The SONA being no more than an occasion for Mrs. Arroyo and what passes for leadership in this country to paint the state of the nation in the rosiest colors, I honestly don’t know what Mrs. Arroyo will be saying on Monday.
Will she insist again, as she has for the last four SONAs, that the country’s economic fundamentals are strong, against which neither the tides of recession nor sky-high gas prices will prevail? Will she assuage widespread fears of runaway inflation with the assurance that the billions the government makes from the Value Added Tax on oil products are being used not only for P500 handouts and to line the pockets of certain bureaucrats, but also to finance job-generating efforts beyond hiring the unemployed to clean out gutters and esteros?
Will she allege that the country’s on the verge of entry into first-world status, as she had the gall to declare last year?

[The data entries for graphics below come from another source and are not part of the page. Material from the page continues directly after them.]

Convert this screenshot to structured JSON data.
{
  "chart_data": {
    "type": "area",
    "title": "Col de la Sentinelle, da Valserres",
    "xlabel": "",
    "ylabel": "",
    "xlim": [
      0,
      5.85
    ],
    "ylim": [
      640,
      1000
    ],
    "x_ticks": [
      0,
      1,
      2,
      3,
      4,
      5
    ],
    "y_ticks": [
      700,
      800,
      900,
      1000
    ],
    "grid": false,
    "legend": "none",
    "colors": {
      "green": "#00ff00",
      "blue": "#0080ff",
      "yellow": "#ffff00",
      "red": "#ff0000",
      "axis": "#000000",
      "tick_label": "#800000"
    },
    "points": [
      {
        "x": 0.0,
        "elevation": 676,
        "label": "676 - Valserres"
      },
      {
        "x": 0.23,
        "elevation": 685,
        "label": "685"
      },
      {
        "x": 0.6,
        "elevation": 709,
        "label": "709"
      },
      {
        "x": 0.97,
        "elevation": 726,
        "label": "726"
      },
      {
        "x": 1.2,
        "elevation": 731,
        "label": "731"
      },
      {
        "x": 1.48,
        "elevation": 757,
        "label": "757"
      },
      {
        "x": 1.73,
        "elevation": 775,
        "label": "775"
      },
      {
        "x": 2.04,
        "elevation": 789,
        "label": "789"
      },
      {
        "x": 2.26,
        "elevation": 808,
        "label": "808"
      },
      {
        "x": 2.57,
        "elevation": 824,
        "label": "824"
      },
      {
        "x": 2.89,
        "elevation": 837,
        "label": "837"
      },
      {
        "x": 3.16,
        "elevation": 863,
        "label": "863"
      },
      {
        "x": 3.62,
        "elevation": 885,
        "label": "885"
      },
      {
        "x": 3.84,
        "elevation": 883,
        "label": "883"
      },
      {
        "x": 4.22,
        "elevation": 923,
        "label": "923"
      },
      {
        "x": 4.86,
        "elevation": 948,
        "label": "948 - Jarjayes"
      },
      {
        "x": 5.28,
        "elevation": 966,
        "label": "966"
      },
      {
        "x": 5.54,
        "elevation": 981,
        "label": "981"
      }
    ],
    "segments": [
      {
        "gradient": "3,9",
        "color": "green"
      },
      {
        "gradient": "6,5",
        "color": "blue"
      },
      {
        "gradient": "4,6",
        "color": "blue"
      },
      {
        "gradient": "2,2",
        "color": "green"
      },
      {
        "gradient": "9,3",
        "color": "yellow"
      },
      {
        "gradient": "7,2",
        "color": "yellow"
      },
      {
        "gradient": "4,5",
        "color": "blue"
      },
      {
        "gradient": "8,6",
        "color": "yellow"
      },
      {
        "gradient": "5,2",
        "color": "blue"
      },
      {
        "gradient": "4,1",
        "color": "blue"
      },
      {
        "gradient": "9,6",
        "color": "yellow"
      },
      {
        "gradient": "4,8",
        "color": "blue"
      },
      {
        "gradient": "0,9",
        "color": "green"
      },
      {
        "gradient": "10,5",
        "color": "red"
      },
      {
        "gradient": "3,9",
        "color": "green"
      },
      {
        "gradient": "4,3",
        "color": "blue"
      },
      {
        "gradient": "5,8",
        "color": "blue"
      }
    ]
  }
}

Will she claim this year, as she didn’t last year, that the poor are finally benefiting from the “economic surge” that she said was in progress? Will she once more proclaim that she’s right though unpopular, the latest SWS survey on her approval ratings having found those to be — again — in record lows, at minus 38 percent to be exact?
These would be claims too incredible to make even for such a one as our putative though de facto president. My favorite Malacanang spokesperson, Lorelei Fajardo, apparently an alumna of one of those schools that dare call themselves “exclusive” because they’re expensive, said her boss’ basement-level approval ratings — if they were any lower she would be shaking hands with the devil — were “part of the burden of leadership that all leaders of the world must carry.”

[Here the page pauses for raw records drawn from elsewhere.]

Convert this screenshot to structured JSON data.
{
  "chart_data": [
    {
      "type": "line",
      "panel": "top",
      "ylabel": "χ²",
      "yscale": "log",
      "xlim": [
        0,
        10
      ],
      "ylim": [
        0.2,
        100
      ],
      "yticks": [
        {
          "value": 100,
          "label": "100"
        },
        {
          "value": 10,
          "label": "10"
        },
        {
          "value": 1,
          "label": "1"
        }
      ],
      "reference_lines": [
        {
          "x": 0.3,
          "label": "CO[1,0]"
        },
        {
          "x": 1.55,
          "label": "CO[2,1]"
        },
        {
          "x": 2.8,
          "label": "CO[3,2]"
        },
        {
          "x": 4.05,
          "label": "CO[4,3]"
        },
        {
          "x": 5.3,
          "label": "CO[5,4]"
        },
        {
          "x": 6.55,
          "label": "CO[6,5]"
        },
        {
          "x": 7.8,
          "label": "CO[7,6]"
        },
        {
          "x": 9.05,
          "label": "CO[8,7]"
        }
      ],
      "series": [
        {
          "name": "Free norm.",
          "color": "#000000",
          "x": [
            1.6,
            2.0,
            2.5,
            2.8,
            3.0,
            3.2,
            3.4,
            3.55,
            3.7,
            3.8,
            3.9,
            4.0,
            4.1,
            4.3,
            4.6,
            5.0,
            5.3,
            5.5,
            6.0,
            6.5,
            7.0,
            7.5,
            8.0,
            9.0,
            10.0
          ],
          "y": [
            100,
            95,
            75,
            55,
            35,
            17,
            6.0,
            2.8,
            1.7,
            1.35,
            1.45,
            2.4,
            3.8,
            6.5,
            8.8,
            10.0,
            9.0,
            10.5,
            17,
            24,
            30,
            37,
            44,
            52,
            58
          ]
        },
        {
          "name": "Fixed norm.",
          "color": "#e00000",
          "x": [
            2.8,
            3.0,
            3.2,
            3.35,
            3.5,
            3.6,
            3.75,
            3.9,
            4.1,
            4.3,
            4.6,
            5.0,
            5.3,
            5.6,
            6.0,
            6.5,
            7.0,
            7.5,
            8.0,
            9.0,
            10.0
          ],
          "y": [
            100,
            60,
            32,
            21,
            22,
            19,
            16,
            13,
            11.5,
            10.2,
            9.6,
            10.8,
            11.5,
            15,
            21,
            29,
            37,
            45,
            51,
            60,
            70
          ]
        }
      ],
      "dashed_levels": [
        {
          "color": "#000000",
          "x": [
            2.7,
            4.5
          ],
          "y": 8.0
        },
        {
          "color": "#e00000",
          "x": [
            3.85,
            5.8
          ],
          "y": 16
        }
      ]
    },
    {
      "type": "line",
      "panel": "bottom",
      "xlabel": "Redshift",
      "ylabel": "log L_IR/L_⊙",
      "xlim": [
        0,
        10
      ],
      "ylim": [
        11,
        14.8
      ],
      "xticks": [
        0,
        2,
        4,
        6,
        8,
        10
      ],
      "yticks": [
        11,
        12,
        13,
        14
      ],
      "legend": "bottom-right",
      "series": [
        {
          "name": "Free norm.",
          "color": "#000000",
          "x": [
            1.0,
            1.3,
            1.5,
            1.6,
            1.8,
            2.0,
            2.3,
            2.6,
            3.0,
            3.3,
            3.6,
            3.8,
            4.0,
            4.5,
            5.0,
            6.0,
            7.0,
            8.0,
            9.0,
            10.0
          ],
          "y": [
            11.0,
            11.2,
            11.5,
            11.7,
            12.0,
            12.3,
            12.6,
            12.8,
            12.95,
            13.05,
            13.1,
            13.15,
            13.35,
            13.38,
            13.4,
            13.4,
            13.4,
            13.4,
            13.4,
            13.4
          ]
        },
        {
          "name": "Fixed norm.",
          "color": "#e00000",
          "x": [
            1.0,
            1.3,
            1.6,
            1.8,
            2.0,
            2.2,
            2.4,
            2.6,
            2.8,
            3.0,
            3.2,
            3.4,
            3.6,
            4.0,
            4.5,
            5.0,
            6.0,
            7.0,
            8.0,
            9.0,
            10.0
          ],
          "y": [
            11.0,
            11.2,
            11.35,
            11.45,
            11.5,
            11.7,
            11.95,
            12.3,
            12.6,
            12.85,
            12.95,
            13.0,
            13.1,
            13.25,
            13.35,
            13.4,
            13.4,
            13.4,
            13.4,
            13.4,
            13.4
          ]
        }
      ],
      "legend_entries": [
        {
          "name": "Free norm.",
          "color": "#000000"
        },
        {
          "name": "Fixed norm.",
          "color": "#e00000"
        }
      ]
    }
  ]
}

Among the “leaders of the world” she mentioned was George W. Bush, whose approval ratings aren’t as low as Mrs. Arroyo’s, but who has been shown to be such an incompetent he wouldn’t be elected dog catcher in a third class municipality in a clean election. Is Ms. Fajardo trying to tell us something?

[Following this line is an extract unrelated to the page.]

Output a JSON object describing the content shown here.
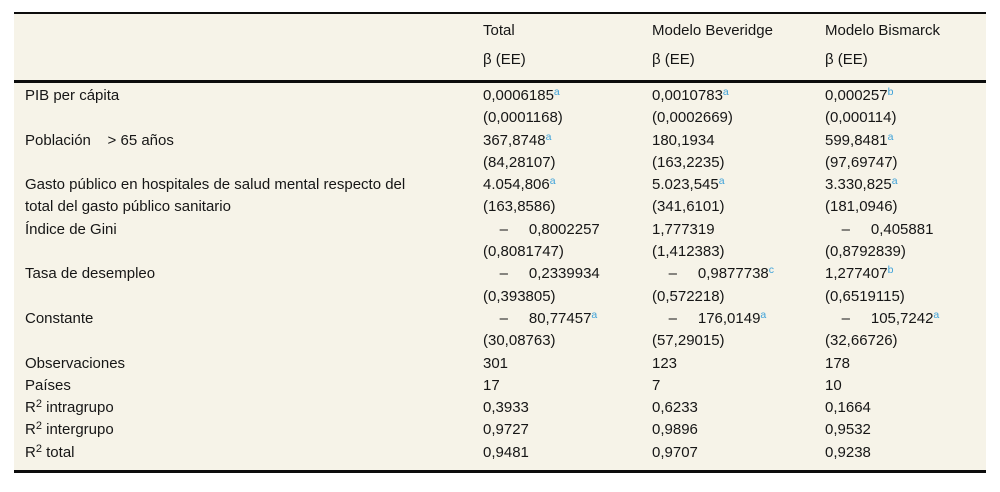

The same Lorelei Fajardo also declared that it’s “lonely at the top,” but that “where else can the people look to for relief but from the President and the government?”
The second question-statement makes about as much sense as that of Cerge Remonde, head of the Presidential Management Staff, who declared Mrs. Arroyo’s abysmal approval ratings “unfair” because she’s “very dedicated and very hardworking.” Mrs. Arroyo may indeed be hardworking, dedicated etc. But the question is, in doing exactly what?
For many Filipinos, say the surveys, it’s keeping herself in power, which is how they greeted her appeal to the oil companies to roll back gas prices last week and to which the latter responded by cutting P1.50 off the price per liter of diesel fuel.
You could probably count on the fingers of both hands and the toes of both feet, tops, the number of Filipinos who would believe Mrs. Arroyo even if she declared that the sun sets in the West and rises in the East.
But I wouldn’t call that a tragedy since it’s state she’s brought to herself through, among other examples of sheer cheek, the statements she makes about the health of the economy while 14.5 million Filipinos go hungry; millions more sleep under bridges, in carts, or on newspapers spread on the sidewalk; thousands die in floods, mudslides and other calamities including ships that suddenly slide into the ocean depths; and generally do without civilized life’s necessities, including education and health care.
But Ms. Fajardo says that’s the way leadership is, it’s lonely at the top, meaning no one really understands the poor dear. We might very well ask why, if she’s so lonely, she insists on staying there? The answer to that every Filipino in his or her right mind knows, as he or she daily lives the real state of the nation.